The bridge of Dance in the Dark paid tribute to women and girls who had fallen victim, in one way or another, to the fame monster: Marilyn Monroe, Sylvia Plath, Judy Garland, JonBenét Ramsey, Princess Diana.
She confirmed the message behind her performance in the 2017 documentary Gaga: Five Foot Two.
“If I’m gonna be sexy on the VMAs and sing about the paparazzi, I’m gonna do it while I’m bleeding to death and reminding you of what fame did to Marilyn Monroe, and what it did to Anna Nicole Smith.”
Of course, Gaga’s performance was followed by the moment that at once upstaged her and instantly proved her thesis on the pitfalls of female fame.
Kanye West snatched the microphone – and the spotlight of the entire VMAs — from a 19-year-old Taylor Swift as she accepted the best female video award and delivered his infamous one-liner.
Here was the trajectory of the female entertainer writ large: we lift them up, we rip them down, and the cameras immortalise the entire melee. The stunt reportedly kyboshed a planned double-header tour between Kanye and Gaga called Fame Kills.
Although the Kanye vs Taylor moment robbed Gaga’s performance of the attention it deserved, her decision to use the VMAs to arrive as an artist still feels unique 13 years later.
Too many recent awards show performances are uninspiringly pared back, or high-octane yet unimaginative rehashes of the artists’ music video.
Last year Olivia Rodrigo battled through Good 4 U on a set decorated with digital butterflies and balloons barely worthy of a 2004 Mac screensaver (nostalgia was the point, but it still looked boring).
Pyrotechnics couldn’t save a pretty yet predictable performance of Star-Crossed by Kacey Musgraves.
Doja Cat cut some stunning shapes and scored points for performing airborne, but it was all too stripped back to lodge itself permanently in the pop-cultural cannon.

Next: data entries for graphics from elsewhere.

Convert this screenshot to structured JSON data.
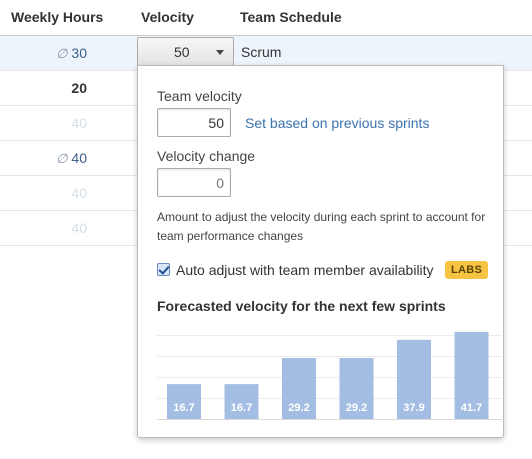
{
  "columns": {
    "weekly_hours": "Weekly Hours",
    "velocity": "Velocity",
    "team_schedule": "Team Schedule"
  },
  "rows": [
    {
      "hours": "30",
      "empty_symbol": "∅",
      "style": "normal",
      "selected": true
    },
    {
      "hours": "20",
      "empty_symbol": "",
      "style": "bold",
      "selected": false
    },
    {
      "hours": "40",
      "empty_symbol": "",
      "style": "faint",
      "selected": false
    },
    {
      "hours": "40",
      "empty_symbol": "∅",
      "style": "normal",
      "selected": false
    },
    {
      "hours": "40",
      "empty_symbol": "",
      "style": "faint",
      "selected": false
    },
    {
      "hours": "40",
      "empty_symbol": "",
      "style": "faint",
      "selected": false
    }
  ],
  "selected_row": {
    "velocity": "50",
    "schedule": "Scrum"
  },
  "popup": {
    "team_velocity_label": "Team velocity",
    "team_velocity_value": "50",
    "set_link": "Set based on previous sprints",
    "velocity_change_label": "Velocity change",
    "velocity_change_placeholder": "0",
    "help_text": "Amount to adjust the velocity during each sprint to account for team performance changes",
    "auto_adjust_label": "Auto adjust with team member availability",
    "auto_adjust_checked": true,
    "labs_badge": "LABS",
    "chart_title": "Forecasted velocity for the next few sprints"
  },
  "chart_data": {
    "type": "bar",
    "title": "Forecasted velocity for the next few sprints",
    "categories": [
      "",
      "",
      "",
      "",
      "",
      ""
    ],
    "values": [
      16.7,
      16.7,
      29.2,
      29.2,
      37.9,
      41.7
    ],
    "labels": [
      "16.7",
      "16.7",
      "29.2",
      "29.2",
      "37.9",
      "41.7"
    ],
    "ylim": [
      0,
      45
    ],
    "grid": true,
    "bar_color": "#a4bde2",
    "label_color": "#ffffff"
  },
  "colors": {
    "link": "#3b73af",
    "selected_row": "#eef4fb",
    "labs_badge": "#f6c342"
  }
}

Exceptions to the banality included The Kid Laroi’s performance with Justin Bieber, which felt like a soaring victory for the Australian music scene.

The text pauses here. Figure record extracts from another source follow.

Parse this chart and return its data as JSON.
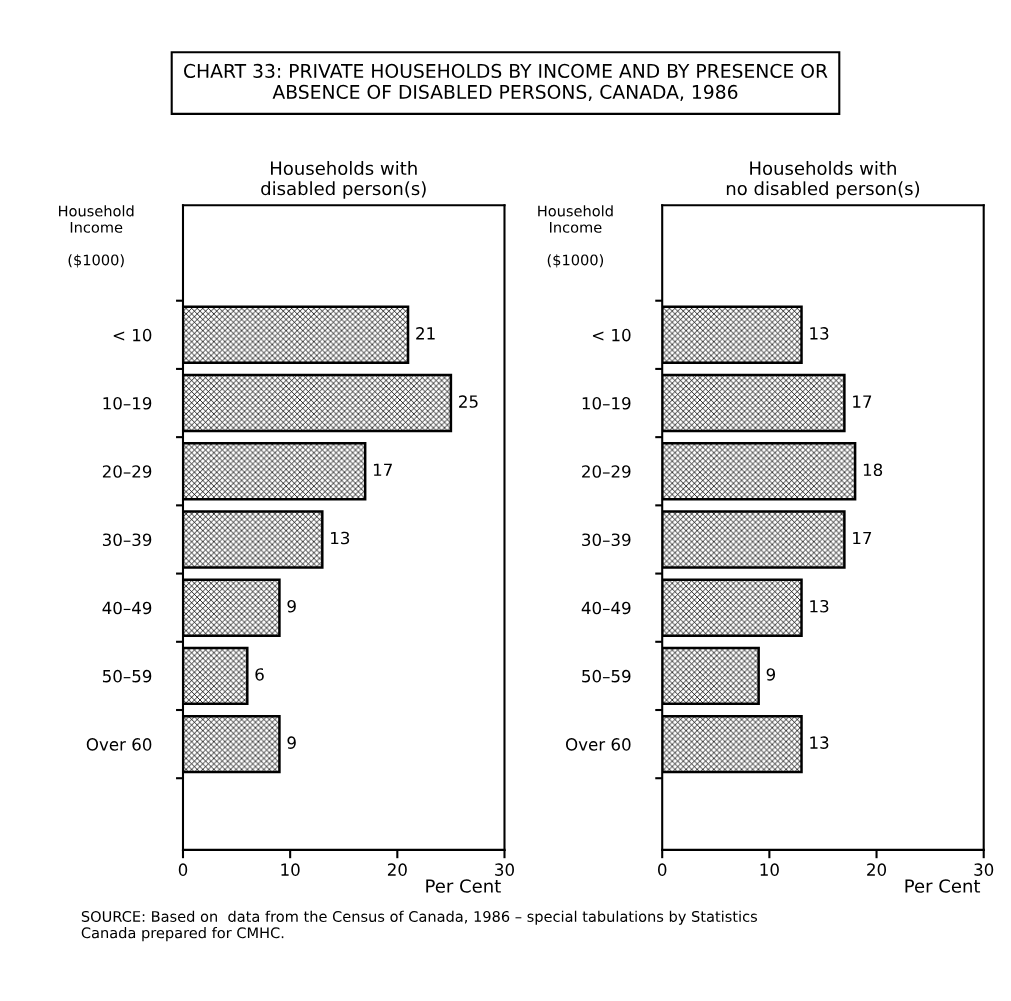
{
  "chart_data": [
    {
      "type": "bar",
      "orientation": "horizontal",
      "title": "CHART 33: PRIVATE HOUSEHOLDS BY INCOME AND BY PRESENCE OR\nABSENCE OF DISABLED PERSONS, CANADA, 1986",
      "subtitle": "Households with\ndisabled person(s)",
      "ylabel": "Household\nIncome\n\n($1000)",
      "xlabel": "Per Cent",
      "categories": [
        "< 10",
        "10–19",
        "20–29",
        "30–39",
        "40–49",
        "50–59",
        "Over 60"
      ],
      "values": [
        21,
        25,
        17,
        13,
        9,
        6,
        9
      ],
      "color": "#000000",
      "data_labels": true,
      "xlim": [
        0,
        30
      ],
      "xticks": [
        0,
        10,
        20,
        30
      ],
      "grid": false,
      "legend": false,
      "annotations": [
        "SOURCE: Based on  data from the Census of Canada, 1986 – special tabulations by Statistics\nCanada prepared for CMHC."
      ]
    },
    {
      "type": "bar",
      "orientation": "horizontal",
      "subtitle": "Households with\nno disabled person(s)",
      "ylabel": "Household\nIncome\n\n($1000)",
      "xlabel": "Per Cent",
      "categories": [
        "< 10",
        "10–19",
        "20–29",
        "30–39",
        "40–49",
        "50–59",
        "Over 60"
      ],
      "values": [
        13,
        17,
        18,
        17,
        13,
        9,
        13
      ],
      "color": "#000000",
      "data_labels": true,
      "xlim": [
        0,
        30
      ],
      "xticks": [
        0,
        10,
        20,
        30
      ],
      "grid": false,
      "legend": false
    }
  ]
}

Lil Nas X used a shower-block spectacular to destroy any notions of him being a one-hit wonder and triumphantly claim his place as a queer black man commanding the industry.
But gasp-inducing stunts? Pop-cultural earthquakes? Performances in which mortals transform into icons before our very eyes? It’s been too long between drinks.
Gaga nodded to another unforgettable VMAs moment as she began her performance on the floor in a lacy white costume that echoed the wedding dress Madonna wore in her 1984 delivery of Like a Virgin; an act we still talk about today.
She knew from the second the lights went up these moments have the potential to make history.